Thailand to extend state of emergency to end of August

People wearing face masks at a pedestrian bridge in downtown Bangkok on July 8, 2020. PHOTO: AFP

BANGKOK - Thailand is planning to extend its state of emergency by one month to end of August, the reason given being the need to effectively control the Covid-19 outbreak as it gradually opens up its borders.

"It is necessary for us to open up our country more… to revive the economy," said National Security Council secretary-general Somsak Rungsita on Wednesday (July 22).

"The only tool (we have) to deal with this transition is the emergency decree."

He promised that the authorities will not use the decree to prohibit public gatherings. This was said in response to previous allegations that the law was being abused to control growing street protests against the government.

The Cabinet is expected to approve the extension this coming Tuesday.

Thailand has not recorded any local transmission of the coronavirus in two months but unrest is growing.

Prime Minister Prayut Chan-o-cha is overseeing a tenuous Cabinet reshuffle after six ministers resigned in the past week amid upheaval in the ruling Palang Pracharath Party.

Among the vacated seats are those helming the finance, energy and labour ministries.

Meanwhile, student-led protests have sprung up across the Kingdom. Over 2,000 people gathered in Bangkok on Saturday (July 18) to demand that the parliament be dissolved and the Constitution amended.

The Bangkok rally was Thailand's biggest protest since March, when a state of emergency was imposed, enforcing social distancing and limiting large gatherings.

Smaller protests have also taken place in Chiang Mai and Ubon Ratchathani provinces and more are planned in several other provinces for this week.

Over the past two months, Bangkok has lifted its night curfew and eased restrictions on inter-provincial travel to get its sputtering economy back on track.

But border restrictions remain in place and have caused tourist arrivals to plunge. This is a key factor in the central bank's projection that the economy will shrink by 8.1 per cent this year.

Despite the sagging economy, the Thai public remains wary that foreign arrivals may trigger a second wave of infections.

Two fresh cases involving foreigners who were exempted from state quarantine caused a public uproar a week ago and forced the government to tighten control over these special arrangements.

The first imported case was an Egyptian military officer on a layover in Rayong province who visited a shopping centre there.

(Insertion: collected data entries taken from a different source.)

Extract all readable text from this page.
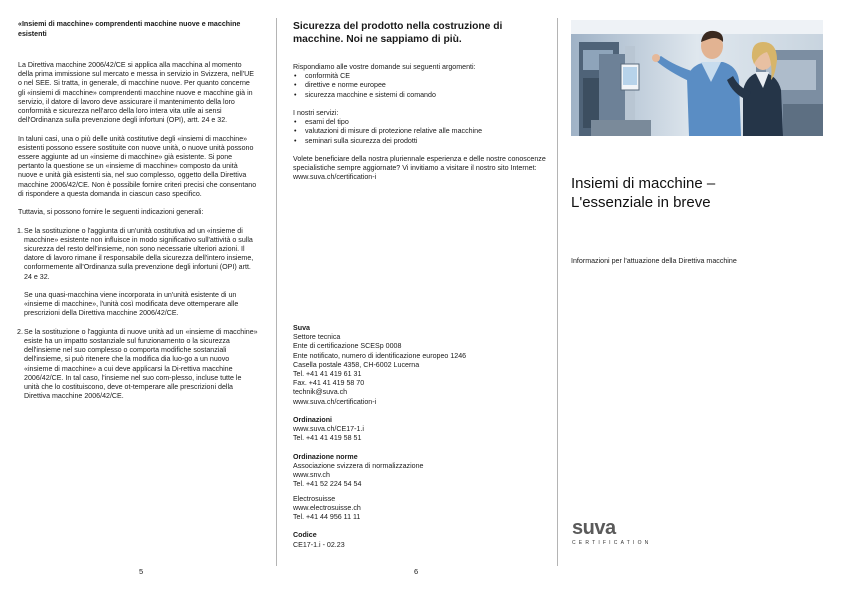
«Insiemi di macchine» comprendenti macchine nuove e macchine esistenti

La Direttiva macchine 2006/42/CE si applica alla macchina al momento della prima immissione sul mercato e messa in servizio in Svizzera, nell'UE o nel SEE. Si tratta, in generale, di macchine nuove. Per quanto concerne gli «insiemi di macchine» comprendenti macchine nuove e macchine già in servizio, il datore di lavoro deve assicurare il mantenimento della loro conformità e sicurezza nell'arco della loro intera vita utile ai sensi dell'Ordinanza sulla prevenzione degli infortuni (OPI), artt. 24 e 32.

In taluni casi, una o più delle unità costitutive degli «insiemi di macchine» esistenti possono essere sostituite con nuove unità, o nuove unità possono essere aggiunte ad un «insieme di macchine» già esistente. Si pone pertanto la questione se un «insieme di macchine» composto da unità nuove e unità già esistenti sia, nel suo complesso, oggetto della Direttiva macchine 2006/42/CE. Non è possibile fornire criteri precisi che consentano di rispondere a questa domanda in ciascun caso specifico.

Tuttavia, si possono fornire le seguenti indicazioni generali:

1. Se la sostituzione o l'aggiunta di un'unità costitutiva ad un «insieme di macchine» esistente non influisce in modo significativo sull'attività o sulla sicurezza del resto dell'insieme, non sono necessarie ulteriori azioni. Il datore di lavoro rimane il responsabile della sicurezza dell'intero insieme, conformemente all'Ordinanza sulla prevenzione degli infortuni (OPI) artt. 24 e 32.

Se una quasi-macchina viene incorporata in un'unità esistente di un «insieme di macchine», l'unità così modificata deve ottemperare alle prescrizioni della Direttiva macchine 2006/42/CE.

2. Se la sostituzione o l'aggiunta di nuove unità ad un «insieme di macchine» esiste ha un impatto sostanziale sul funzionamento o la sicurezza dell'insieme nel suo complesso o comporta modifiche sostanziali dell'insieme, si può ritenere che la modifica dia luo-go a un nuovo «insieme di macchine» a cui deve applicarsi la Di-rettiva macchine 2006/42/CE. In tal caso, l'insieme nel suo com-plesso, incluse tutte le unità che lo costituiscono, deve ot-temperare alle prescrizioni della Direttiva macchine 2006/42/CE.
5

Sicurezza del prodotto nella costruzione di macchine. Noi ne sappiamo di più.

Rispondiamo alle vostre domande sui seguenti argomenti:

• conformità CE
• direttive e norme europee
• sicurezza macchine e sistemi di comando

I nostri servizi:

• esami del tipo
• valutazioni di misure di protezione relative alle macchine
• seminari sulla sicurezza dei prodotti

Volete beneficiare della nostra pluriennale esperienza e delle nostre conoscenze specialistiche sempre aggiornate? Vi invitiamo a visitare il nostro sito Internet:

www.suva.ch/certification-i

Suva

Settore tecnica

Ente di certificazione SCESp 0008

Ente notificato, numero di identificazione europeo 1246

Casella postale 4358, CH-6002 Lucerna

Tel. +41 41 419 61 31

Fax. +41 41 419 58 70

technik@suva.ch

www.suva.ch/certification-i

Ordinazioni

www.suva.ch/CE17-1.i

Tel. +41 41 419 58 51

Ordinazione norme

Associazione svizzera di normalizzazione

www.snv.ch

Tel. +41 52 224 54 54

Electrosuisse

www.electrosuisse.ch

Tel. +41 44 956 11 11

Codice

CE17-1.i - 02.23

6
Insiemi di macchine –
L'essenziale in breve

Informazioni per l'attuazione della Direttiva macchine

suva
CERTIFICATION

The second was the daughter of a Sudanese diplomat, who had travelled with her family to a Bangkok condominium after landing in Thailand.

No infections have been found so far among over 7,000 possibly exposed people who were tested.

These lapses, however, caused mass cancellations of hotel bookings in Rayong.

Two people who held up protest placards when Mr Prayut visited Rayong last week were reportedly charged with violating the emergency decree.